At the same time, the Port is in the business of moving people as well as cargo. Over 33 Million passengers went through Sea-Tac Airport in 2011, an all-time record, and around 800 Thousand left from Port of Seattle cruise terminals on cruises to Alaska last summer. Every time a cruise ship leaves from our port, it brings in $2.1 Million into our local economy (and by the way, employs lots of longshore in good-paying jobs - whether someone considers it less "manly" work than handling containers is their own personal value judgment).

Travel and tourism is a $16 Billion/year industry for the State of Washington, it is very important to our economy. That prior commissions have made judgments that we could have both traditional industrial and "gentrified" tourism terminals co-existing I believe was extremely far-sighted and something the region has greatly benefited from. It is simplistic analysis in my opinion to say that my predecessors on the Port Commission, who recognized that we have a multifaceted port with complex interests and operations, somehow were not committed to our industrial past.

We can have both a beautiful Central Waterfront attracting sightseers, diners and pedestrians as well as vibrant industrial operations to the north and the south.

The trick is maintaining freight corridors. The Port acquiesced to the stadium district 30-some years ago based on promises about adding freight corridors that have never fully materialized. Those projects needed to be funded and move ahead. The city should not risk endangering industrial operations that account for 35% of its tax base.

Posted Mon, Jun 4, 5:46 p.m.

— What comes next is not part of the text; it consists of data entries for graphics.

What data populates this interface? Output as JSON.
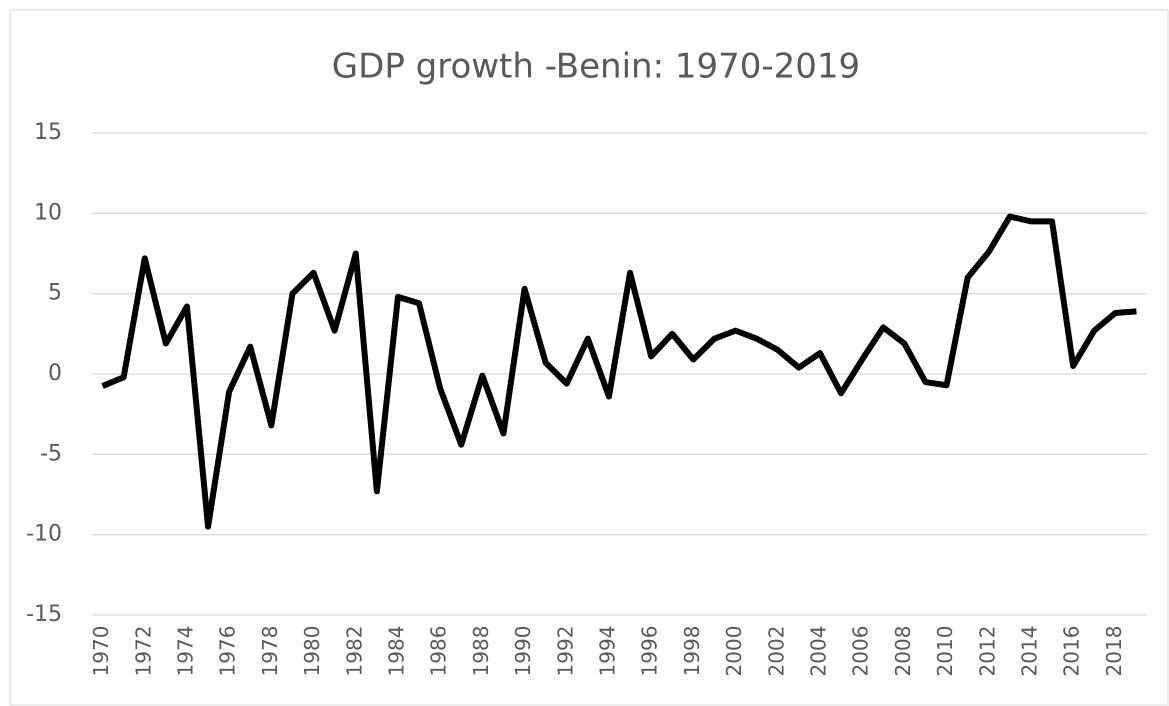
{
  "chart_data": {
    "type": "line",
    "title": "GDP growth -Benin: 1970-2019",
    "categories": [
      "1970",
      null,
      "1972",
      null,
      "1974",
      null,
      "1976",
      null,
      "1978",
      null,
      "1980",
      null,
      "1982",
      null,
      "1984",
      null,
      "1986",
      null,
      "1988",
      null,
      "1990",
      null,
      "1992",
      null,
      "1994",
      null,
      "1996",
      null,
      "1998",
      null,
      "2000",
      null,
      "2002",
      null,
      "2004",
      null,
      "2006",
      null,
      "2008",
      null,
      "2010",
      null,
      "2012",
      null,
      "2014",
      null,
      "2016",
      null,
      "2018",
      null
    ],
    "values": [
      -0.75,
      -0.2,
      7.2,
      1.9,
      4.2,
      -9.5,
      -1.1,
      1.7,
      -3.2,
      5.0,
      6.3,
      2.7,
      7.5,
      -7.3,
      4.8,
      4.4,
      -0.9,
      -4.4,
      -0.1,
      -3.7,
      5.3,
      0.7,
      -0.6,
      2.2,
      -1.4,
      6.3,
      1.1,
      2.5,
      0.9,
      2.2,
      2.7,
      2.2,
      1.5,
      0.4,
      1.3,
      -1.2,
      0.9,
      2.9,
      1.9,
      -0.5,
      -0.7,
      6.0,
      7.6,
      9.8,
      9.5,
      9.5,
      0.5,
      2.7,
      3.8,
      3.9
    ],
    "color": "#000000",
    "ylim": [
      -15,
      15
    ],
    "yticks": [
      -15,
      -10,
      -5,
      0,
      5,
      10,
      15
    ],
    "grid": true
  }
}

Inappropriate

I'm not sure how the Port could possibly execute its desires to expand operations without funding the infrastructure projects, too.

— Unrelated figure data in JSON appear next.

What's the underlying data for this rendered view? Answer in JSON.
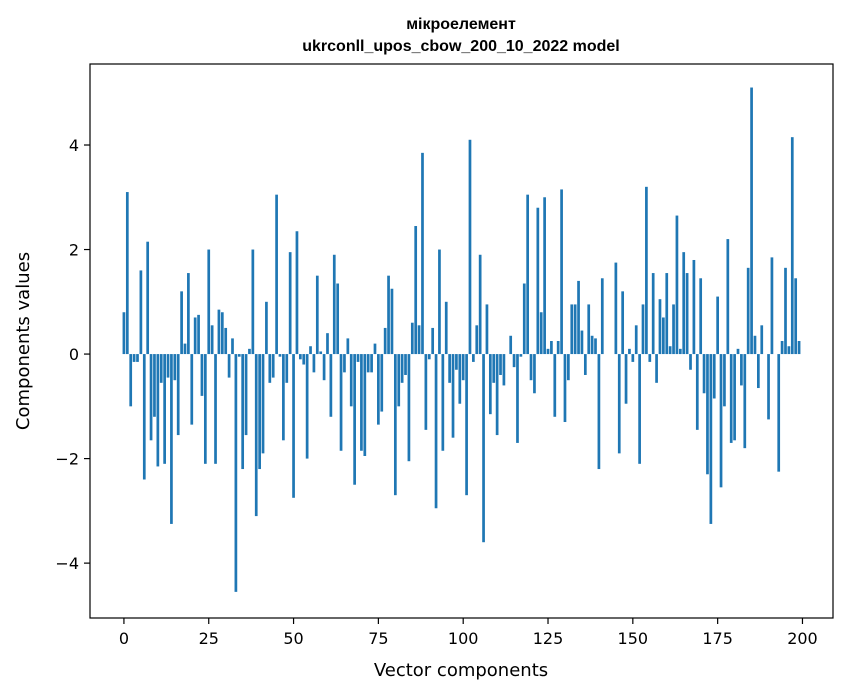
{
  "chart_data": {
    "type": "bar",
    "title": "мікроелемент",
    "subtitle": "ukrconll_upos_cbow_200_10_2022 model",
    "xlabel": "Vector components",
    "ylabel": "Components values",
    "xlim": [
      -10,
      209
    ],
    "ylim": [
      -5.05,
      5.55
    ],
    "xticks": [
      0,
      25,
      50,
      75,
      100,
      125,
      150,
      175,
      200
    ],
    "yticks": [
      -4,
      -2,
      0,
      2,
      4
    ],
    "ytick_labels": [
      "−4",
      "−2",
      "0",
      "2",
      "4"
    ],
    "grid": false,
    "bar_color": "#1f77b4",
    "x": [
      0,
      1,
      2,
      3,
      4,
      5,
      6,
      7,
      8,
      9,
      10,
      11,
      12,
      13,
      14,
      15,
      16,
      17,
      18,
      19,
      20,
      21,
      22,
      23,
      24,
      25,
      26,
      27,
      28,
      29,
      30,
      31,
      32,
      33,
      34,
      35,
      36,
      37,
      38,
      39,
      40,
      41,
      42,
      43,
      44,
      45,
      46,
      47,
      48,
      49,
      50,
      51,
      52,
      53,
      54,
      55,
      56,
      57,
      58,
      59,
      60,
      61,
      62,
      63,
      64,
      65,
      66,
      67,
      68,
      69,
      70,
      71,
      72,
      73,
      74,
      75,
      76,
      77,
      78,
      79,
      80,
      81,
      82,
      83,
      84,
      85,
      86,
      87,
      88,
      89,
      90,
      91,
      92,
      93,
      94,
      95,
      96,
      97,
      98,
      99,
      100,
      101,
      102,
      103,
      104,
      105,
      106,
      107,
      108,
      109,
      110,
      111,
      112,
      113,
      114,
      115,
      116,
      117,
      118,
      119,
      120,
      121,
      122,
      123,
      124,
      125,
      126,
      127,
      128,
      129,
      130,
      131,
      132,
      133,
      134,
      135,
      136,
      137,
      138,
      139,
      140,
      141,
      142,
      143,
      144,
      145,
      146,
      147,
      148,
      149,
      150,
      151,
      152,
      153,
      154,
      155,
      156,
      157,
      158,
      159,
      160,
      161,
      162,
      163,
      164,
      165,
      166,
      167,
      168,
      169,
      170,
      171,
      172,
      173,
      174,
      175,
      176,
      177,
      178,
      179,
      180,
      181,
      182,
      183,
      184,
      185,
      186,
      187,
      188,
      189,
      190,
      191,
      192,
      193,
      194,
      195,
      196,
      197,
      198,
      199
    ],
    "values": [
      0.8,
      3.1,
      -1.0,
      -0.15,
      -0.15,
      1.6,
      -2.4,
      2.15,
      -1.65,
      -1.2,
      -2.15,
      -0.55,
      -2.1,
      -0.45,
      -3.25,
      -0.5,
      -1.55,
      1.2,
      0.2,
      1.55,
      -1.35,
      0.7,
      0.75,
      -0.8,
      -2.1,
      2.0,
      0.55,
      -2.1,
      0.85,
      0.8,
      0.5,
      -0.45,
      0.3,
      -4.55,
      -0.05,
      -2.2,
      -1.55,
      0.1,
      2.0,
      -3.1,
      -2.2,
      -1.9,
      1.0,
      -0.55,
      -0.45,
      3.05,
      -0.05,
      -1.65,
      -0.55,
      1.95,
      -2.75,
      2.35,
      -0.1,
      -0.2,
      -2.0,
      0.15,
      -0.35,
      1.5,
      0.05,
      -0.5,
      0.4,
      -1.2,
      1.9,
      1.35,
      -1.85,
      -0.35,
      0.3,
      -1.0,
      -2.5,
      -0.15,
      -1.85,
      -1.95,
      -0.35,
      -0.35,
      0.2,
      -1.35,
      -1.1,
      0.5,
      1.5,
      1.25,
      -2.7,
      -1.0,
      -0.55,
      -0.4,
      -2.05,
      0.6,
      2.45,
      0.55,
      3.85,
      -1.45,
      -0.1,
      0.5,
      -2.95,
      2.0,
      -1.85,
      1.0,
      -0.55,
      -1.6,
      -0.3,
      -0.95,
      -0.5,
      -2.7,
      4.1,
      -0.15,
      0.55,
      1.9,
      -3.6,
      0.95,
      -1.15,
      -0.55,
      -1.55,
      -0.4,
      -0.6,
      0.0,
      0.35,
      -0.25,
      -1.7,
      -0.05,
      1.35,
      3.05,
      -0.5,
      -0.75,
      2.8,
      0.8,
      3.0,
      0.1,
      0.25,
      -1.2,
      0.25,
      3.15,
      -1.3,
      -0.5,
      0.95,
      0.95,
      1.4,
      0.45,
      -0.4,
      0.95,
      0.35,
      0.3,
      -2.2,
      1.45,
      0.0,
      0.0,
      0.0,
      1.75,
      -1.9,
      1.2,
      -0.95,
      0.1,
      -0.15,
      0.55,
      -2.1,
      0.95,
      3.2,
      -0.15,
      1.55,
      -0.55,
      1.05,
      0.7,
      1.55,
      0.15,
      0.95,
      2.65,
      0.1,
      1.95,
      1.55,
      -0.3,
      1.8,
      -1.45,
      1.45,
      -0.75,
      -2.3,
      -3.25,
      -0.85,
      1.1,
      -2.55,
      -1.0,
      2.2,
      -1.7,
      -1.65,
      0.1,
      -0.6,
      -1.8,
      1.65,
      5.1,
      0.35,
      -0.65,
      0.55,
      0.0,
      -1.25,
      1.85,
      0.0,
      -2.25,
      0.25,
      1.65,
      0.15,
      4.15,
      1.45,
      0.25
    ]
  }
}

The risk doesn't go away just because the Port is making a buck on increasing traffic through Port expansions.

A funnel becomes less efficient by trying to push more through it.

So, I look forward to the funding proposals that allow the Port to expand, until then, I wouldn't want to risk what we already have.

Unfortunately, the traffic argument the Port is using also can be applied on a much larger scale with the Port.

Mr Baker

Posted Thu, Jun 7, 2:59 p.m. Inappropriate


”The impacts of the tunnel are still to come and unknown. The post-Alaskan Way Viaduct redevelopment of the central waterfront will have impacts on the Port and SoDo as well, in fact already is having them during the construction phase.”

Let’s see…what could this impact be? I think most of us know that one of the impacts will be grinding gridlock. So, the post-AWV impact on the Port will be grinding gridlock. And for SoDo…? That’s right class…grinding gridlock. And the article admits that the area is already “having them” during the construction phase. (them = grinding gridlock)

Wouldn’t you think that before you spent billions of dollars knocking down one of the most efficient north/south arterials in the city you would have some serviceable replacement? Wasn’t that very point kicked around in this forum for at least a couple of years?

jmrolls

Posted Fri, Jun 8, 9:54 a.m. Inappropriate


I guess I don't understand the whole transit-density thing, except as it plays into the few landholders of the 3 square miles of downtown where city "leaders" feel they have to situate everything.

Given a robust network of LINK (eventually) and buses, it seems like the ideal place for a new arena would be nowhere near Century and Safeco. It would be where land is cheap and where they can put a nice big free parking lot, and a transit station.

The idea of spending billions on light rail is so that people can jump on at any point, and quickly get to another point. If that is true, then you can spread the important destinations anywhere along the system.